Ansbro to play for George Mason
Bekah Ansbro had dreamed it for years. Now she’s realizing that dream.
The Central High School junior and standout pitcher for the Falcons’ varsity softball team took a major step in the future of her blossoming softball career on Wednesday night when she announced her commitment to play for Division I George Mason University in 2016.
“It’s something I always dreamed of when I was a little girl,” Ansbro said on Thursday. “Of course, I always looked up to all of the other Division I softball players so it’s kind of crazy to think that maybe there will be a little girl in the stands watching me thinking the same thing.”
Ansbro’s verbal commitment to the Patriots came on the heels of the school’s recent scholarship offer. Ansbro chose not to disclose the specifics of the scholarship, but she did say that it was her only offer to date.
“I can say that even if I hadn’t gotten the same amount of money I still would certainly want to go there,” Ansbro said. “It’s one of the best schools I’ve visited.”
The junior, who will wait until October to sign her national letter of intent, said she first came in contact with the George Mason coaching staff when Patriots assistant coach Megan Blank reached out to her following her participation in the Champions Elite Fall Showcase Tournament with the Louisville (Kentucky) Lady Sluggers travel team in Atlanta this past fall.
Ansbro said she toured GMU’s campus for the first time in late November and met with Patriots head coach Joe Verbanic during that time, adding that everything about that first visit “just felt right.”

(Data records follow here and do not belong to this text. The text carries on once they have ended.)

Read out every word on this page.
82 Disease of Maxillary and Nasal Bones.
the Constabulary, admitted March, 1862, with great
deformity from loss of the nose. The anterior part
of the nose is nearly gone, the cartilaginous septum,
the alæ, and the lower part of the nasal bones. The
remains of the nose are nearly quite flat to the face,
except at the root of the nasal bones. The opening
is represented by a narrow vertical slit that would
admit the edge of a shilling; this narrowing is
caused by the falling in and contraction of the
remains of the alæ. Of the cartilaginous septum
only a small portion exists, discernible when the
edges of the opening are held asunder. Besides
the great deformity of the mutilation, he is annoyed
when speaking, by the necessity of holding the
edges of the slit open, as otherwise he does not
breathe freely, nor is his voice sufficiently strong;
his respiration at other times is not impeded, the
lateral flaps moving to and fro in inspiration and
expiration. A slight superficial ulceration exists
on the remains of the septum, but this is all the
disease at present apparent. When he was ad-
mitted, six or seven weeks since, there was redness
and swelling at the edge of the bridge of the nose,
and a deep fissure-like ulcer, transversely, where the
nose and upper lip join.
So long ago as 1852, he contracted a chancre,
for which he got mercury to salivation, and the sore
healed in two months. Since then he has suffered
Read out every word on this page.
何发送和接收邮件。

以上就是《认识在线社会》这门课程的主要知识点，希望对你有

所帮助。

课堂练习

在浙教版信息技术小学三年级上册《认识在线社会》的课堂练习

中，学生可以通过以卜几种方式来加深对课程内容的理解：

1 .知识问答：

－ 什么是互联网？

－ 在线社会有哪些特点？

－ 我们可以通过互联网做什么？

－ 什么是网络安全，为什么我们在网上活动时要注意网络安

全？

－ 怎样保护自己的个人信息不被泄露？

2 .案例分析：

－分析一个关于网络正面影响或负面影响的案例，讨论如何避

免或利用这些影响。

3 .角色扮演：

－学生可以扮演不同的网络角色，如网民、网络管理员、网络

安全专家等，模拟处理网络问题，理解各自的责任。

“I really like city campuses, which is kind of funny because my mom doesn’t. She’s more into the white pillars and white marble,” Ansbro said. “But I went for a tour and I loved how urban it was and they have a really great sports management program, which is what I’m looking to study. So the softball certainly stood out to me. It’s a very good team and coach Verbanic, the head coach, he just made me feel right at home.”
Ansbro’s commitment to George Mason caps a process that began when Ansbro first started sending emails to college coaches when she was in seventh grade.
“It was always the plan to try to get this done as soon as possible,” Ansbro said. “I’m not a big advocate for any athletes committing when they’re in eighth grade, which is becoming the trend for major Division I schools, but certainly I was looking to try to commit junior year so I could really just focus on strengthening myself and preparing myself for college.”
The start of the 2015 high school softball season is still a few weeks away, but Ansbro – who also regularly competes with travel softball teams during the offseason – has already made an impression in the pitching circle with Central during her first two varsity seasons. Last year as a sophomore, Ansbro went 15-2 with a 0.81 ERA and 199 strikeouts in 126 innings pitched and was a first-team all-Conference 28 and second-team all-Region 3A East pitcher.
Ansbro was The Northern Virginia Daily’s 2014 Softball Player of the Year.
“She’s so driven and so focused, and I know a lot of people say that about the athletes they coach, but I’ve never quite been around a player like her. And I’ve been around a lot of softball,” said Falcons head coach Lisa Rhodes, who played softball at Division III Bridgewater College and went to graduate school at GMU. “She’s so driven and she always wants to be better. She’s never satisfied with her performance. She’s always looking to just get a little bit better and to improve game to game and season to season. That’s going to pay off ten-fold for her at that level.”
George Mason, which begins play on Feb. 6, is coming off a 22-21 season in 2014, Verbanic’s ninth with the Patriots. GMU narrowly missed qualifying for the Atlantic-10 conference tournament and finished with a 6-10 league record last year.
Central begins softball practice in mid-February, and Ansbro expects to feel a lot less pressure in the circle with both the Falcons and her travel softball team after nailing down her college choice.
“Most of my [travel ball] teammates are committed and it was always kind of a lot of pressure to get it out of the way. But once it happens, it just feels like a lot less pressure and I think I can really go out there and just play now instead of constantly worrying about what coaches are watching me and if coaches are going to come watch me play,” Ansbro said. “It just feels a lot looser standing out in the circle now.”